Experimental Section

RNA isolation

Total RNA was isolated from either M. smegmatis (strain MC2 155) or M. bovis (strain BCG) as previously published.^[1] The concentration of total RNA was calculated by measuring its absorption at 260 nm using a Nanodrop spectrophotometer and taking into account that 1 OD₂₆₀ corresponds to 40 μg/mL. The stock concentrations were 660 ng/μL and 1400 ng/μl for M. bovis and M. smegmatis RNA, respectively.

Gel electrophoresis

Total bacterial RNA isolated either from M. smegmatis (strain MC2 155) or from M. bovis (strain BCG) (1μg in 5 μL) was mixed with 5 μL of a loading buffer×2 containing 2 mM EDTA, 0.01% bromophenol blue, 7 M urea, 13% Ficoll (w/v), 90 mM Tris-borate, pH 8.3. To serve as a size marker, ssRNA Ladder (New England BioLabs Inc, MA) (1 μg) was used. The samples were heated at 65 °C for 5 minutes, chilled on ice and loaded onto a 1% agarose gel. The gel was run at 100 V for 1 h, stained with GelRed (Biotium, CA), and the bands were visualized using a U:Genius gel documentation system (Syngene, MD).

Colorimetric assay

IPDz (1 μM), Dz_a (1 μM), Dz_b (30 nM) were mixed with either synthetic analyte or total bacterial RNA in the buffer containing 50 mM HEPES, pH 7.4, 50 mM MgCl₂, 20 mM KCl, 120 mM NaCl, 0.03% Triton X-100, 1% DMSO (reaction buffer) and incubated at 50 °C for 1 h. A typical reaction volume was 60 μL. In case of total bacterial RNA, the samples were heated at 95 °C for 5 min prior to incubation to ensure proper hybridization of the deoxyribozyme strands to 16S rRNA. After incubation, the mixtures were cooled down to room temperature for 15 min to allow PDz to form a G-quadruplex structure. Then, hemin and DAB were added to the mixtures to the final concentration of 200 nM and 1 mM, respectively. Finally, H₂O₂ was added to the final concentration of 1 mM, and the mixture were incubated at room temperature for 30 min, then the absorbance of the final samples at 500 nm was measured using a Lambda 35 UV/Vis Spectrometer (Perkin Elmer, Inc., MA). The data was processed using Microsoft Excel 2010.

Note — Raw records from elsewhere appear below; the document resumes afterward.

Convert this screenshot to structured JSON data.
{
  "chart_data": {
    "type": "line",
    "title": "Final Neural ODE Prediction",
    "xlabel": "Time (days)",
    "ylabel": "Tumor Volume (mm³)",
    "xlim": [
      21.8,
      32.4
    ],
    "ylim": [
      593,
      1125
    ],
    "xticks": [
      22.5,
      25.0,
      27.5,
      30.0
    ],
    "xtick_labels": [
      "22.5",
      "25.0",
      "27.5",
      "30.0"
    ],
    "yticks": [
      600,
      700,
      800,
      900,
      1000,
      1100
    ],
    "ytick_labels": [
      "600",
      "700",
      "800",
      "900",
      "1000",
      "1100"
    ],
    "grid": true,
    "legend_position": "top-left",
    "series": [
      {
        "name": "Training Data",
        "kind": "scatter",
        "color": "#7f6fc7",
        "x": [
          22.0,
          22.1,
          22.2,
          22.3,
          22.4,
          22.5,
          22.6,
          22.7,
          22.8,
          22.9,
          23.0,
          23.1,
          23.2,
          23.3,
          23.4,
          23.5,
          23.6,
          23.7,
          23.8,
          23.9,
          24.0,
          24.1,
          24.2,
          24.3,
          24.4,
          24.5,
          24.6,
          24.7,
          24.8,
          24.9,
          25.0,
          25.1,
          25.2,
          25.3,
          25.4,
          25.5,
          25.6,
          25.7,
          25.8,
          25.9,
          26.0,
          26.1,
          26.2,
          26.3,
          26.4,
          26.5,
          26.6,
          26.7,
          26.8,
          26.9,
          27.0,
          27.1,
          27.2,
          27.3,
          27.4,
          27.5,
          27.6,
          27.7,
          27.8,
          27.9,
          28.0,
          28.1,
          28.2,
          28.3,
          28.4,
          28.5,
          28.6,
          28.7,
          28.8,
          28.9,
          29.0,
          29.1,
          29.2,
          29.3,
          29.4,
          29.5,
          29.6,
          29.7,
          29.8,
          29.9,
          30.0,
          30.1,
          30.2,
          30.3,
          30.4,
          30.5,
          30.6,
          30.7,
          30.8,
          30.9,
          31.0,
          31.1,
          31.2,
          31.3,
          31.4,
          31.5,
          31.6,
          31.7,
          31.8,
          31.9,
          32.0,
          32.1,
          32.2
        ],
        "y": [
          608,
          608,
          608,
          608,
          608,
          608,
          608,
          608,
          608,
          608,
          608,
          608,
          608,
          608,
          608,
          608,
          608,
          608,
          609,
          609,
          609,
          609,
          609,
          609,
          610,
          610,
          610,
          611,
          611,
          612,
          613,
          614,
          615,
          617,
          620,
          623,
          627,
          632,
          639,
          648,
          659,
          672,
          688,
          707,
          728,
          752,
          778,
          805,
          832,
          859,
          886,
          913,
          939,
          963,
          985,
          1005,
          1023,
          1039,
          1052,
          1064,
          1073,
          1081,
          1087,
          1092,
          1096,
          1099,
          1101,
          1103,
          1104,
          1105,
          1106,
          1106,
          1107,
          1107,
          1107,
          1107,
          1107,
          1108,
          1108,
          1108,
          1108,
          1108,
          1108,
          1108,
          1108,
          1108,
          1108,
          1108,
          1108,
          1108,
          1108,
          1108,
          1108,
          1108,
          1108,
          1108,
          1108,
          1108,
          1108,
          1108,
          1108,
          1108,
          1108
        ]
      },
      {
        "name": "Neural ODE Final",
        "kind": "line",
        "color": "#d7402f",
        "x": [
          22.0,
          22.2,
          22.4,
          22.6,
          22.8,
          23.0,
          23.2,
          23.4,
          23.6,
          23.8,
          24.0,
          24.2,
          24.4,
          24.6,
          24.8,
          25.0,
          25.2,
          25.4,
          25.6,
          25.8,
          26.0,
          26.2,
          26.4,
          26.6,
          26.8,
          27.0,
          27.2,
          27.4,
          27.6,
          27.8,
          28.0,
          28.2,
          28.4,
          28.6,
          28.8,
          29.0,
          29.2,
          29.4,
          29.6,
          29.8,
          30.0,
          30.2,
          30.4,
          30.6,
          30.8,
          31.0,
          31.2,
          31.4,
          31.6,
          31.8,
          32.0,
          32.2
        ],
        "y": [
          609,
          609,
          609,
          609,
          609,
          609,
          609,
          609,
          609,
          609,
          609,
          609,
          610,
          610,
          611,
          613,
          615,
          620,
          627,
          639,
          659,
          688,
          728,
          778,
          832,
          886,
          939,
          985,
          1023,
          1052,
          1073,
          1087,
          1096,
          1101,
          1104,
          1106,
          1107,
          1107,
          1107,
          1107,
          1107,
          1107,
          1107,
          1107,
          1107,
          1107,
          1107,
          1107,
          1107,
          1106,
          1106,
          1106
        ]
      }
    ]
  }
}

TLC plate-based visualization

To visualize an analyte-dependent color change, 3 μL of the final samples were spotted on a silica gel TLC plate (EMD Chemicals Inc., Germany) and let dry on air. The plate was then scanned using a CanoScan LiDE210 scanner (Canon, NY), and the image was analyzed using a Gel-Pro Analyzer software. To calculate the relative intensity (RI) of the spots, the intensity of a sample was divided by the intensity of 100 nM Dz, which was used as a positive control for hemin-mediated DAB oxidation. The brightness and contrast of the image was adjusted using Corel PHOTO-Paint X6 software (Corel, Canada) to ensure proper visualization in a printed form.